The recognition of the importance of cash transfers to meet families’ material needs as a strategy to promote overall health has gained increasing acceptance over the past several years. MassHealth, Massachusetts’ Medicaid program, received a Sect. 1115 waiver from the Centers for Medicare and Medicaid Services to address health-related social needs of enrollees, implementing a Flexible Services Program (FSP) to provide nutrition and basic housing supports [15, 16]. This program began at the same time as UHfH; results from the first year of the FSP are currently unknown. However, UHfH’s flexible fund provides important data regarding the use of cash transfers that may be relevant to policy initiatives to support housing stability at a larger scale. Based on the experience of UHfH, whose participants were Medicaid enrollees, funding nutrition and basic housing supports may not be sufficient to address the range of material resource needs that promote housing and family stability and safety among low-income families.
Our study has several limitations. We cannot, for example, report on the long-term outcomes of housing stability or health among UHfH participants. In addition, we conducted only three interviews with program participants; thus, our ability to report client perspectives is limited. Nevertheless, our findings support the need for funding arrangements to address unique material resource needs among pregnant people and their newborns in order to promote housing stability, safety, and health.
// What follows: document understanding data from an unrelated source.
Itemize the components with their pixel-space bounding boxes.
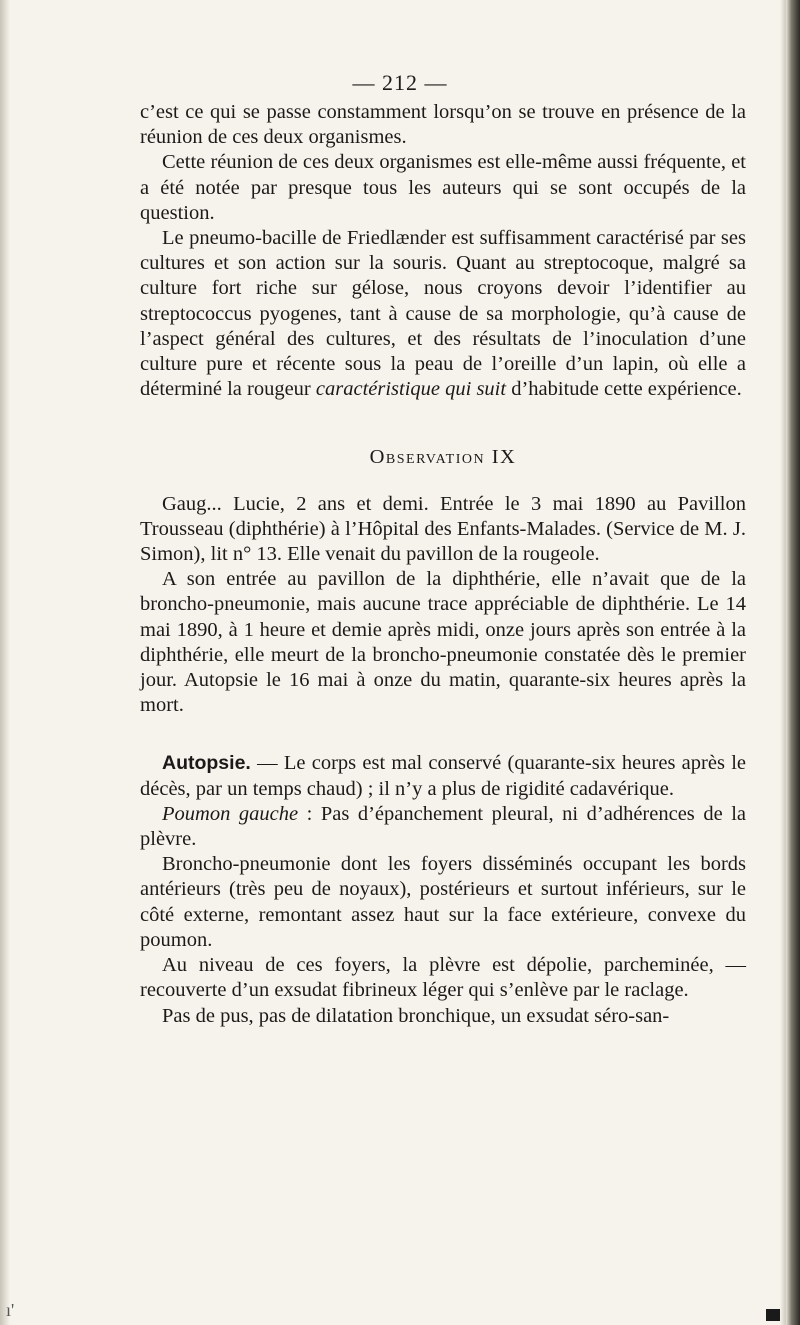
left-lung-text: : Pas d’épanchement pleural, ni d’adhérences de la plèvre. — [140, 802, 746, 851]
observation-patient: Gaug... Lucie, 2 ans et demi. Entrée le 3 mai 1890 au Pavillon Trousseau (diphthérie) à l’Hôpital des Enfants-Malades. (Service de M. J. Simon), lit n° 13. Elle venait du pavillon de la rougeole. — [140, 492, 746, 566]
observation-course: A son entrée au pavillon de la diphthérie, elle n’avait que de la broncho-pneumonie, mais aucune trace appréciable de diphthérie. Le 14 mai 1890, à 1 heure et demie après midi, onze jours après son entrée à la diphthérie, elle meurt de la broncho-pneumonie constatée dès le premier jour. Autopsie le 16 mai à onze du matin, quarante-six heures après la mort. — [140, 568, 746, 717]
autopsy-pleura: Au niveau de ces foyers, la plèvre est dépolie, parcheminée, — recouverte d’un exsudat fibrineux léger qui s’enlève par le raclage. — [140, 954, 746, 1002]
observation-heading: Observation IX — [369, 446, 517, 469]
paragraph-continuation: c’est ce qui se passe constamment lorsqu’on se trouve en présence de la réunion de ces deux organismes. — [140, 101, 746, 149]
autopsy-label: Autopsie. — [162, 752, 251, 775]
italic-phrase: caractéristique qui suit — [315, 378, 507, 401]
page-left-shadow — [0, 0, 10, 1325]
page-right-edge — [786, 0, 800, 1325]
autopsy-no-pus: Pas de pus, pas de dilatation bronchique, un exsudat séro-san- — [162, 1004, 670, 1027]
autopsy-left-lung — [140, 802, 746, 852]
autopsy-broncho-pneumonia: Broncho-pneumonie dont les foyers disséminés occupant les bords antérieurs (très peu de noyaux), postérieurs et surtout inférieurs, sur le côté externe, remontant assez haut sur la face extérieure, convexe du poumon. — [140, 853, 746, 951]
page-number: — 212 — — [352, 70, 448, 95]
paragraph-pneumo-bacille — [140, 226, 746, 402]
scan-corner-mark — [766, 1309, 780, 1321]
left-lung-label: Poumon gauche — [162, 802, 299, 825]
margin-mark: ı' — [6, 1300, 15, 1320]
section-gap — [140, 718, 746, 751]
page-body — [140, 100, 746, 1029]
paragraph-pneumo-bacille-end: d’habitude cette expérience. — [506, 378, 742, 401]
autopsy-intro-text: — Le corps est mal conservé (quarante-six heures après le décès, par un temps chaud) ; il n’y a plus de rigidité cadavérique. — [140, 752, 746, 800]
paragraph-pneumo-bacille-text: Le pneumo-bacille de Friedlænder est suffisamment caractérisé par ses cultures et son action sur la souris. Quant au streptocoque, malgré sa culture fort riche sur gélose, nous croyons devoir l’identifier au streptococcus pyogenes, tant à cause de sa morphologie, qu’à cause de l’aspect général des cultures, et des résultats de l’inoculation d’une culture pure et récente sous la peau de l’oreille d’un lapin, où elle a déterminé la rougeur — [140, 227, 746, 401]
autopsy-intro — [140, 751, 746, 801]
paragraph-frequency: Cette réunion de ces deux organismes est elle-même aussi fréquente, et a été notée par presque tous les auteurs qui se sont occupés de la question. — [140, 151, 746, 224]
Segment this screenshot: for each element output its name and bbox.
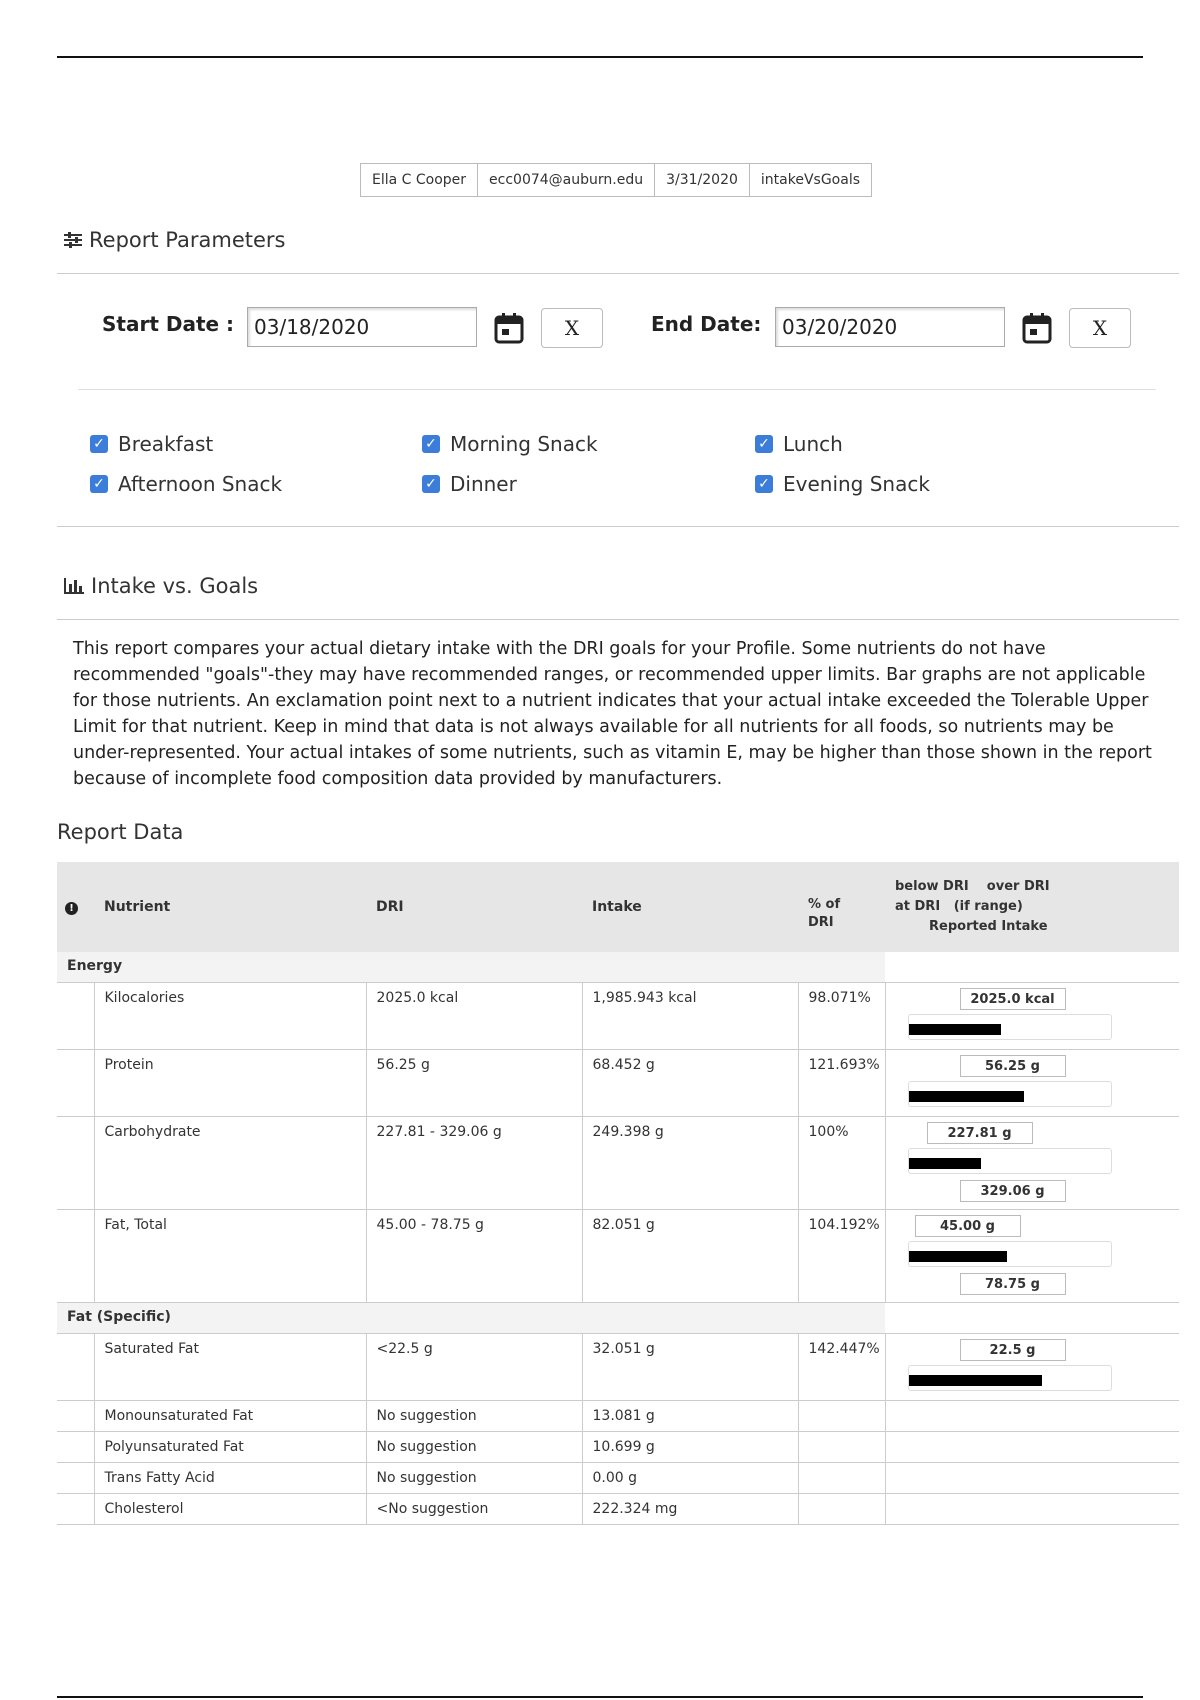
divider bbox=[57, 526, 1179, 527]
report-parameters-heading: Report Parameters bbox=[63, 228, 286, 252]
report-id: intakeVsGoals bbox=[760, 172, 861, 188]
checkmark-icon[interactable]: ✓ bbox=[90, 475, 108, 493]
start-date-input[interactable] bbox=[247, 307, 477, 347]
report-data-table bbox=[57, 862, 1179, 1525]
report-info-bar bbox=[360, 163, 872, 197]
intake-bar bbox=[909, 1091, 1024, 1102]
meal-checkbox-morning-snack[interactable]: ✓ Morning Snack bbox=[422, 432, 598, 456]
dri-low-box: 227.81 g bbox=[927, 1122, 1033, 1144]
sliders-icon bbox=[63, 231, 83, 249]
meal-checkbox-afternoon-snack[interactable]: ✓ Afternoon Snack bbox=[90, 472, 282, 496]
divider bbox=[57, 619, 1179, 620]
bar-track bbox=[908, 1014, 1112, 1040]
dri-high-box: 329.06 g bbox=[960, 1180, 1066, 1202]
checkmark-icon[interactable]: ✓ bbox=[422, 435, 440, 453]
table-row: Saturated Fat <22.5 g 32.051 g 142.447% 22.5 g bbox=[57, 1334, 1179, 1401]
intake-bar-cell bbox=[885, 1050, 1179, 1117]
intake-bar bbox=[909, 1251, 1008, 1262]
dri-high-box: 78.75 g bbox=[960, 1273, 1066, 1295]
dri-value-box: 56.25 g bbox=[960, 1055, 1066, 1077]
col-nutrient: Nutrient bbox=[94, 862, 366, 952]
col-bar-legend: below DRI over DRI at DRI (if range) Reported Intake bbox=[885, 862, 1179, 952]
report-description: This report compares your actual dietary intake with the DRI goals for your Profile. Some nutrients do not have recommended "goals"-they may have recommended ranges, or recommended upper limits. Bar graphs are not applicable for those nutrients. An exclamation point next to a nutrient indicates that your actual intake exceeded the Tolerable Upper Limit for that nutrient. Keep in mind that data is not always available for all nutrients for all foods, so nutrients may be under-represented. Your actual intakes of some nutrients, such as vitamin E, may be higher than those shown in the report because of incomplete food composition data provided by manufacturers. bbox=[73, 639, 1152, 789]
bar-track bbox=[908, 1365, 1112, 1391]
category-row-fat-specific: Fat (Specific) bbox=[57, 1303, 1179, 1334]
table-row: Carbohydrate 227.81 - 329.06 g 249.398 g 100% 227.81 g 329.06 g bbox=[57, 1117, 1179, 1210]
bar-chart-icon bbox=[63, 577, 85, 595]
dri-low-box: 45.00 g bbox=[915, 1215, 1021, 1237]
intake-bar bbox=[909, 1024, 1002, 1035]
bottom-rule bbox=[57, 1696, 1143, 1698]
checkmark-icon[interactable]: ✓ bbox=[755, 475, 773, 493]
meal-checkbox-lunch[interactable]: ✓ Lunch bbox=[755, 432, 843, 456]
col-pct-dri: % of DRI bbox=[798, 862, 885, 952]
dri-value-box: 22.5 g bbox=[960, 1339, 1066, 1361]
intake-bar-cell bbox=[885, 1210, 1179, 1303]
intake-bar-cell bbox=[885, 1334, 1179, 1401]
end-date-label: End Date: bbox=[651, 312, 762, 336]
dri-value-box: 2025.0 kcal bbox=[960, 988, 1066, 1010]
table-row: Monounsaturated Fat No suggestion 13.081 g bbox=[57, 1401, 1179, 1432]
clear-end-date-button[interactable]: X bbox=[1069, 308, 1131, 348]
table-row: Polyunsaturated Fat No suggestion 10.699 g bbox=[57, 1432, 1179, 1463]
clear-start-date-button[interactable]: X bbox=[541, 308, 603, 348]
start-date-label: Start Date : bbox=[102, 312, 235, 336]
calendar-icon[interactable] bbox=[1022, 312, 1052, 344]
top-rule bbox=[57, 56, 1143, 58]
intake-vs-goals-heading: Intake vs. Goals bbox=[63, 574, 258, 598]
checkmark-icon[interactable]: ✓ bbox=[422, 475, 440, 493]
user-email: ecc0074@auburn.edu bbox=[478, 164, 655, 196]
table-row: Fat, Total 45.00 - 78.75 g 82.051 g 104.192% 45.00 g 78.75 g bbox=[57, 1210, 1179, 1303]
category-row-energy: Energy bbox=[57, 952, 1179, 983]
user-name: Ella C Cooper bbox=[361, 164, 478, 196]
divider bbox=[57, 273, 1179, 274]
report-date: 3/31/2020 bbox=[655, 164, 750, 196]
checkmark-icon[interactable]: ✓ bbox=[90, 435, 108, 453]
bar-track bbox=[908, 1148, 1112, 1174]
meal-checkbox-breakfast[interactable]: ✓ Breakfast bbox=[90, 432, 213, 456]
intake-bar-cell bbox=[885, 983, 1179, 1050]
meal-checkbox-evening-snack[interactable]: ✓ Evening Snack bbox=[755, 472, 930, 496]
exclamation-icon: ! bbox=[57, 862, 94, 952]
divider bbox=[78, 389, 1156, 390]
table-row: Cholesterol <No suggestion 222.324 mg bbox=[57, 1494, 1179, 1525]
end-date-input[interactable] bbox=[775, 307, 1005, 347]
col-intake: Intake bbox=[582, 862, 798, 952]
calendar-icon[interactable] bbox=[494, 312, 524, 344]
checkmark-icon[interactable]: ✓ bbox=[755, 435, 773, 453]
bar-track bbox=[908, 1241, 1112, 1267]
intake-bar bbox=[909, 1375, 1042, 1386]
col-dri: DRI bbox=[366, 862, 582, 952]
table-row: Kilocalories 2025.0 kcal 1,985.943 kcal 98.071% 2025.0 kcal bbox=[57, 983, 1179, 1050]
table-header-row bbox=[57, 862, 1179, 952]
bar-track bbox=[908, 1081, 1112, 1107]
table-row: Protein 56.25 g 68.452 g 121.693% 56.25 g bbox=[57, 1050, 1179, 1117]
intake-bar bbox=[909, 1158, 982, 1169]
report-data-heading: Report Data bbox=[57, 820, 184, 844]
table-row: Trans Fatty Acid No suggestion 0.00 g bbox=[57, 1463, 1179, 1494]
intake-bar-cell bbox=[885, 1117, 1179, 1210]
meal-checkbox-dinner[interactable]: ✓ Dinner bbox=[422, 472, 517, 496]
In conclusion, UHfH enhanced existing housing and health programs through a flexible fund to support housing stability and family safety. This enhancement and the opportunity to revise its original strategy through the collaborative, multisectoral partnership were essential to addressing the upstream factors related to poor health among low-income, marginalized pregnant people and their children.
Acknowledgements
The authors would like to thank the staff of BPHC, BHA, C3, and MLPB for participating in interviews for this evaluation.
Funding
This evaluation project was funded by Community Care Cooperative through a grant from the Massachusetts Attorney General’s Office. Fellowship funding (MLS) came from grant number T32HS022242 from the Agency for Healthcare Research and Quality (AHRQ), U.S. Department of Health and Human Services. The authors are solely responsible for this document’s contents, findings, and conclusions, which do not necessarily represent the views of AHRQ. Readers should not interpret any statement in this product as an official position of AHRQ or of the U.S. Department of Health and Human Services. None of the authors have any affiliation or financial involvement that conflicts with the material presented in this product.